Back at class, it's time for the toddlers to practice scoring goals. But the program focuses not elite training, rather on life skills through soccer, according to Karen Crowe, Lil' Kickers owner and Director of Child Development.

"At 18 and 24 months the kids are not learning soccer. What they're doing is developing a foundation for being active. So we are teaching balance and coordination. We're teaching listening skills, following directions," Crowe said.

Those are all important early learning skills. But is there a downside to toddler sports? Dr. Burton said a lot depends on the program.

She said parents should look for a program that has a mix of structured time and free play. It should emphasize experimentation, exploration and fun.

And she said parents should provide different activity choices for toddlers. That way they may avoid another problem that can happen when kids are pushed to focus on just one sport.

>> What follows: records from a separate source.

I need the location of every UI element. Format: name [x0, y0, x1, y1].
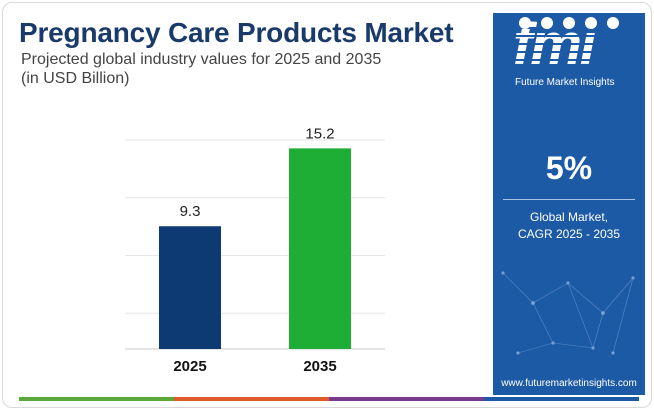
logo-icon-3 [563, 17, 575, 29]
stripe-purple [329, 397, 484, 401]
x-tick-2035: 2035 [303, 358, 336, 375]
divider [503, 199, 635, 200]
bar-chart: 9.3 2025 15.2 2035 [125, 125, 385, 375]
network-decoration-icon [501, 271, 635, 355]
infographic-card: Pregnancy Care Products Market Projected… [2, 2, 652, 408]
x-tick-2025: 2025 [173, 358, 206, 375]
stats-sidebar: fmi Future Market Insights 5% Global Mar… [493, 13, 645, 395]
website-url: www.futuremarketinsights.com [501, 378, 637, 389]
stripe-green [19, 397, 174, 401]
subtitle-line-1: Projected global industry values for 202… [21, 51, 382, 68]
chart-subtitle: Projected global industry values for 202… [21, 50, 381, 88]
stripe-orange [174, 397, 329, 401]
subtitle-line-2: (in USD Billion) [21, 70, 130, 87]
cagr-label-line-1: Global Market, [529, 210, 609, 224]
cagr-value: 5% [545, 150, 593, 186]
logo-subtitle: Future Market Insights [515, 77, 615, 88]
page-title: Pregnancy Care Products Market [19, 17, 454, 48]
logo-icon-5 [607, 17, 619, 29]
logo-icon-2 [541, 17, 553, 29]
bar-2025 [159, 226, 221, 349]
logo-stripes [509, 21, 613, 73]
bar-2035 [289, 148, 351, 349]
bottom-stripe [19, 397, 639, 401]
cagr-label-line-2: CAGR 2025 - 2035 [517, 227, 621, 241]
logo-icon-1 [519, 17, 531, 29]
data-label-2035: 15.2 [305, 125, 334, 142]
logo-icon-4 [585, 17, 597, 29]
data-label-2025: 9.3 [180, 203, 201, 220]
cagr-label: Global Market, CAGR 2025 - 2035 [493, 209, 645, 243]
stripe-blue [484, 397, 639, 401]
logo-icons [519, 17, 619, 29]
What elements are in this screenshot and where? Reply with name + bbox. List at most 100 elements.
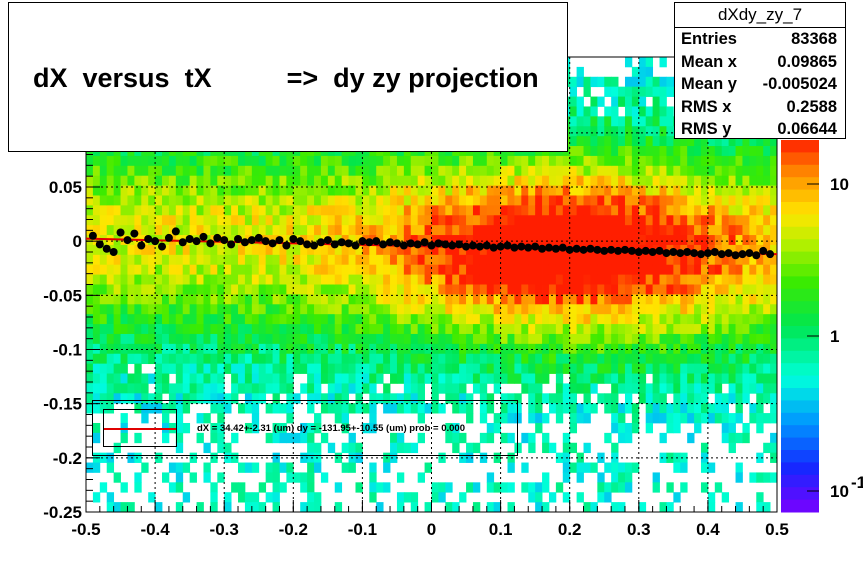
heatmap-cell bbox=[148, 274, 156, 285]
heatmap-cell bbox=[279, 403, 287, 414]
heatmap-cell bbox=[113, 353, 121, 365]
heatmap-cell bbox=[472, 442, 481, 454]
heatmap-cell bbox=[618, 324, 626, 335]
heatmap-cell bbox=[265, 432, 273, 444]
heatmap-cell bbox=[604, 106, 612, 117]
heatmap-cell bbox=[707, 383, 716, 394]
heatmap-cell bbox=[244, 264, 253, 276]
heatmap-cell bbox=[521, 185, 529, 196]
heatmap-cell bbox=[749, 244, 757, 256]
heatmap-cell bbox=[396, 403, 405, 414]
heatmap-cell bbox=[500, 482, 508, 493]
heatmap-cell bbox=[272, 403, 280, 414]
heatmap-cell bbox=[659, 324, 667, 335]
heatmap-cell bbox=[396, 343, 405, 355]
heatmap-cell bbox=[286, 314, 294, 325]
profile-point bbox=[254, 233, 263, 242]
y-tick-label: -0.15 bbox=[43, 395, 82, 414]
heatmap-cell bbox=[410, 304, 419, 315]
heatmap-cell bbox=[168, 304, 177, 315]
heatmap-cell bbox=[700, 235, 709, 246]
heatmap-cell bbox=[652, 215, 660, 226]
heatmap-cell bbox=[362, 274, 370, 285]
heatmap-cell bbox=[244, 195, 253, 206]
heatmap-cell bbox=[597, 146, 605, 157]
heatmap-cell bbox=[479, 324, 488, 335]
heatmap-cell bbox=[500, 175, 508, 186]
heatmap-cell bbox=[327, 205, 336, 216]
heatmap-cell bbox=[106, 165, 115, 177]
heatmap-cell bbox=[314, 185, 322, 196]
heatmap-cell bbox=[569, 136, 578, 147]
heatmap-cell bbox=[106, 195, 115, 206]
heatmap-cell bbox=[244, 165, 253, 177]
heatmap-cell bbox=[756, 294, 764, 305]
heatmap-cell bbox=[742, 225, 750, 236]
profile-point bbox=[178, 238, 187, 247]
heatmap-cell bbox=[673, 136, 681, 147]
heatmap-cell bbox=[521, 333, 529, 345]
heatmap-cell bbox=[548, 215, 557, 226]
palette-step bbox=[781, 363, 819, 377]
heatmap-cell bbox=[700, 462, 709, 473]
heatmap-cell bbox=[410, 502, 419, 513]
heatmap-cell bbox=[396, 502, 405, 513]
heatmap-cell bbox=[155, 304, 163, 315]
heatmap-cell bbox=[548, 353, 557, 365]
heatmap-cell bbox=[700, 383, 709, 394]
heatmap-cell bbox=[618, 403, 626, 414]
heatmap-cell bbox=[680, 146, 688, 157]
heatmap-cell bbox=[673, 215, 681, 226]
heatmap-cell bbox=[611, 482, 619, 493]
heatmap-cell bbox=[141, 215, 149, 226]
heatmap-cell bbox=[493, 363, 501, 374]
heatmap-cell bbox=[314, 383, 322, 394]
heatmap-cell bbox=[196, 284, 204, 295]
heatmap-cell bbox=[569, 284, 578, 295]
heatmap-cell bbox=[735, 185, 743, 196]
heatmap-cell bbox=[148, 324, 156, 335]
heatmap-cell bbox=[403, 165, 412, 177]
heatmap-cell bbox=[99, 393, 108, 404]
heatmap-cell bbox=[182, 244, 191, 256]
heatmap-cell bbox=[334, 403, 343, 414]
heatmap-cell bbox=[210, 363, 218, 374]
heatmap-cell bbox=[687, 195, 695, 206]
heatmap-cell bbox=[113, 304, 121, 315]
heatmap-cell bbox=[445, 432, 453, 444]
heatmap-cell bbox=[583, 274, 591, 285]
heatmap-cell bbox=[756, 452, 764, 463]
heatmap-cell bbox=[182, 492, 191, 503]
heatmap-cell bbox=[652, 116, 660, 127]
heatmap-cell bbox=[286, 373, 294, 384]
heatmap-cell bbox=[238, 353, 246, 365]
heatmap-cell bbox=[493, 373, 501, 384]
heatmap-cell bbox=[756, 422, 764, 434]
heatmap-cell bbox=[431, 244, 439, 256]
heatmap-cell bbox=[735, 254, 743, 266]
heatmap-cell bbox=[542, 393, 550, 404]
heatmap-cell bbox=[452, 502, 460, 513]
heatmap-cell bbox=[507, 363, 515, 374]
heatmap-cell bbox=[168, 482, 177, 493]
heatmap-cell bbox=[106, 462, 115, 473]
palette-step bbox=[781, 499, 819, 513]
heatmap-cell bbox=[196, 393, 204, 404]
heatmap-cell bbox=[493, 235, 501, 246]
heatmap-cell bbox=[424, 225, 432, 236]
heatmap-cell bbox=[341, 393, 349, 404]
heatmap-cell bbox=[749, 472, 757, 483]
heatmap-cell bbox=[217, 274, 225, 285]
heatmap-cell bbox=[452, 215, 460, 226]
heatmap-cell bbox=[624, 76, 633, 88]
heatmap-cell bbox=[673, 393, 681, 404]
heatmap-cell bbox=[86, 274, 94, 285]
heatmap-cell bbox=[631, 462, 640, 473]
profile-point bbox=[282, 241, 291, 250]
heatmap-cell bbox=[148, 373, 156, 384]
heatmap-cell bbox=[618, 254, 626, 266]
heatmap-cell bbox=[514, 225, 522, 236]
heatmap-cell bbox=[714, 205, 723, 216]
heatmap-cell bbox=[728, 393, 736, 404]
heatmap-cell bbox=[334, 185, 343, 196]
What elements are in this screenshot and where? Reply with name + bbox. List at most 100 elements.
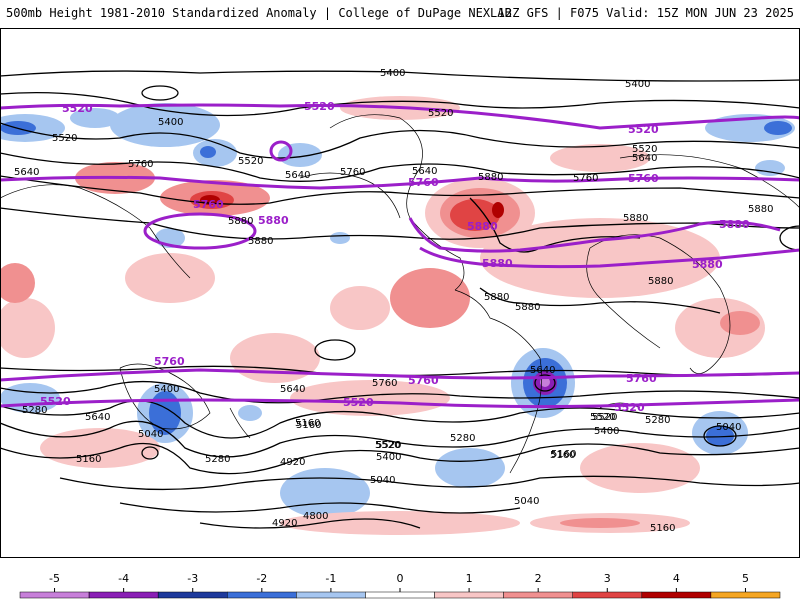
contour-label: 5760 [626, 372, 657, 385]
contour-label: 5880 [719, 218, 750, 231]
contour-label: 5640 [85, 412, 110, 423]
contour-label: 5160 [76, 454, 101, 465]
colorbar-segment [503, 591, 573, 599]
contour-label: 5880 [623, 213, 648, 224]
colorbar-tick-label: -2 [256, 572, 268, 585]
contour-label: 5520 [590, 412, 615, 423]
colorbar-segment [572, 591, 643, 599]
contour-label: 5280 [645, 415, 670, 426]
contour-label: 5160 [295, 418, 320, 429]
contour-label: 4800 [303, 511, 328, 522]
contour-label: 5040 [716, 422, 741, 433]
colorbar-tick-label: 1 [465, 572, 473, 585]
map-panel: 5400 5400 5400 5520 5520 5520 5520 5640 … [0, 28, 800, 558]
anomaly-map: 5400 5400 5400 5520 5520 5520 5520 5640 … [0, 28, 800, 558]
colorbar-tick-label: 3 [603, 572, 611, 585]
colorbar-segment [434, 591, 504, 599]
contour-label: 5280 [22, 405, 47, 416]
contour-label: 5880 [258, 214, 289, 227]
height-contour-labels: 5400 5400 5400 5520 5520 5520 5520 5640 … [14, 68, 773, 534]
contour-label: 5880 [692, 258, 723, 271]
colorbar-segment [296, 591, 366, 599]
colorbar-tick-label: 2 [534, 572, 542, 585]
contour-label: 5520 [62, 102, 93, 115]
contour-label: 5160 [550, 450, 575, 461]
colorbar-tick-label: -4 [118, 572, 130, 585]
contour-label: 4920 [272, 518, 297, 529]
contour-label: 5400 [158, 117, 183, 128]
contour-label: 5280 [205, 454, 230, 465]
contour-label: 5520 [375, 440, 400, 451]
contour-label: 5760 [154, 355, 185, 368]
colorbar-tick-label: -5 [49, 572, 61, 585]
contour-label: 5760 [193, 198, 224, 211]
contour-label: 5640 [632, 153, 657, 164]
contour-label: 5520 [428, 108, 453, 119]
colorbar [19, 588, 781, 599]
colorbar-tick-label: 4 [672, 572, 680, 585]
contour-label: 5520 [376, 440, 401, 451]
contour-label: 5880 [478, 172, 503, 183]
contour-label: 5520 [628, 123, 659, 136]
contour-label: 5520 [343, 396, 374, 409]
colorbar-tick-label: 0 [396, 572, 404, 585]
contour-label: 5160 [650, 523, 675, 534]
contour-label: 5880 [482, 257, 513, 270]
model-run-info: 12Z GFS | F075 Valid: 15Z MON JUN 23 202… [497, 6, 794, 20]
colorbar-tick-label: -1 [325, 572, 337, 585]
contour-label: 5760 [408, 374, 439, 387]
contour-label: 5400 [376, 452, 401, 463]
contour-label: 5520 [40, 395, 71, 408]
contour-label: 5520 [52, 133, 77, 144]
colorbar-segment [88, 591, 159, 599]
contour-label: 5400 [154, 384, 179, 395]
contour-label: 5520 [632, 144, 657, 155]
contour-label: 5880 [515, 302, 540, 313]
colorbar-segment [157, 591, 228, 599]
colorbar-segment [227, 591, 297, 599]
colorbar-ticks [54, 588, 746, 592]
contour-label: 5760 [128, 159, 153, 170]
contour-label: 5160 [551, 449, 576, 460]
contour-label: 5640 [412, 166, 437, 177]
colorbar-tick-label: -3 [187, 572, 199, 585]
contour-label: 5760 [340, 167, 365, 178]
contour-label: 5760 [408, 176, 439, 189]
highlight-contours [0, 103, 800, 409]
contour-label: 5880 [484, 292, 509, 303]
contour-label: 5640 [530, 365, 555, 376]
contour-label: 5880 [248, 236, 273, 247]
contour-label: 5520 [592, 412, 617, 423]
map-title: 500mb Height 1981-2010 Standardized Anom… [6, 6, 512, 20]
contour-label: 5640 [280, 384, 305, 395]
colorbar-tick-label: 5 [741, 572, 749, 585]
contour-label: 5520 [238, 156, 263, 167]
map-header: 500mb Height 1981-2010 Standardized Anom… [0, 0, 800, 28]
colorbar-segments [19, 591, 781, 599]
contour-label: 5400 [594, 426, 619, 437]
highlight-contour-labels: 5520 5520 5520 5760 5760 5760 5880 5880 … [40, 100, 750, 414]
contour-label: 5760 [573, 173, 598, 184]
contour-label: 5160 [296, 420, 321, 431]
colorbar-segment [641, 591, 712, 599]
contour-label: 5040 [138, 429, 163, 440]
contour-label: 5880 [748, 204, 773, 215]
contour-label: 5880 [648, 276, 673, 287]
contour-label: 5280 [450, 433, 475, 444]
contour-label: 5520 [614, 401, 645, 414]
contour-label: 4920 [280, 457, 305, 468]
contour-label: 5760 [628, 172, 659, 185]
contour-label: 5880 [467, 220, 498, 233]
negative-anomaly-shading [0, 103, 795, 518]
contour-label: 5640 [285, 170, 310, 181]
colorbar-segment [19, 591, 90, 599]
contour-label: 5520 [304, 100, 335, 113]
contour-label: 5400 [625, 79, 650, 90]
contour-label: 5880 [228, 216, 253, 227]
contour-label: 5760 [372, 378, 397, 389]
contour-label: 5640 [14, 167, 39, 178]
contour-label: 5040 [370, 475, 395, 486]
colorbar-segment [365, 591, 435, 599]
contour-label: 5400 [380, 68, 405, 79]
colorbar-segment [710, 591, 781, 599]
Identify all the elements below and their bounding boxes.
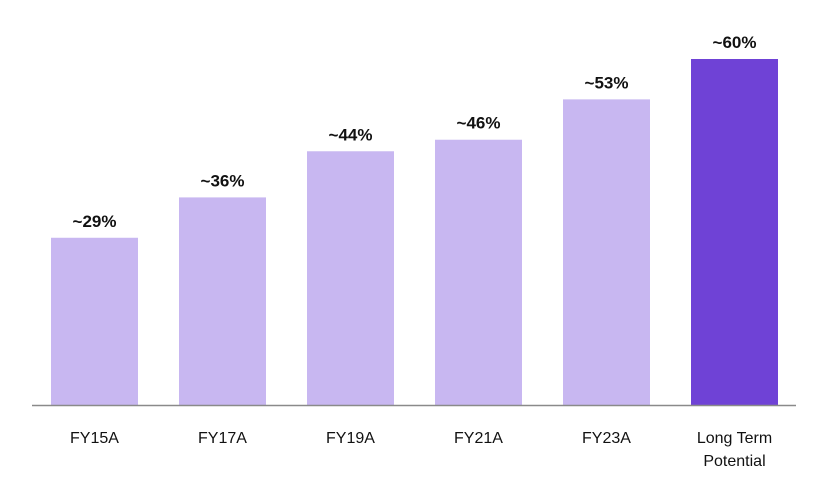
- category-label-line: FY15A: [70, 430, 119, 447]
- category-label-line: FY17A: [198, 430, 247, 447]
- category-label-line: FY19A: [326, 430, 375, 447]
- value-label-5: ~60%: [713, 33, 757, 52]
- category-label-line: Long Term: [697, 430, 772, 447]
- value-label-2: ~44%: [329, 125, 373, 144]
- category-label-line: FY21A: [454, 430, 503, 447]
- category-label-2: FY19A: [326, 430, 375, 447]
- category-label-line: FY23A: [582, 430, 631, 447]
- value-label-4: ~53%: [585, 73, 629, 92]
- value-label-3: ~46%: [457, 114, 501, 133]
- bar-4: [563, 99, 650, 405]
- bar-1: [179, 197, 266, 405]
- category-label-line: Potential: [703, 453, 765, 470]
- category-label-4: FY23A: [582, 430, 631, 447]
- category-label-5: Long Term Potential: [697, 430, 772, 470]
- bar-0: [51, 237, 138, 405]
- category-label-0: FY15A: [70, 430, 119, 447]
- bar-5: [691, 59, 778, 405]
- bar-3: [435, 139, 522, 405]
- value-label-1: ~36%: [201, 171, 245, 190]
- category-labels-group: FY15A FY17A FY19A FY21A FY23A Long Term Potent…: [70, 430, 772, 470]
- category-label-1: FY17A: [198, 430, 247, 447]
- category-label-3: FY21A: [454, 430, 503, 447]
- bars-group: [51, 59, 778, 405]
- value-label-0: ~29%: [73, 212, 117, 231]
- bar-2: [307, 151, 394, 405]
- value-labels-group: ~29% ~36% ~44% ~46% ~53% ~60%: [73, 33, 757, 231]
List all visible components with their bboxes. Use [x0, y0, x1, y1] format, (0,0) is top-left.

"I think you're at risk of setting up your child to have burnout, for over-training, overuse injuries, and it may actually set them up to not want to do that sport," Dr. Burton cautioned.

While Charlie's mother, Camila Wattula, said she wouldn't mind if he chooses soccer down the road, she values his weekly class for something else.

"For now I just know he has a good time. He looks forward to it. And I think that's enough for me," she said.

Dr. Burton also wanted parents to know that unstructured play, the kind kids get at their local playground is important for reaching toddler developmental milestones.

"You don't need to have an organized sport necessarily to be able to have these developmental milestones reached at an earlier age," she said.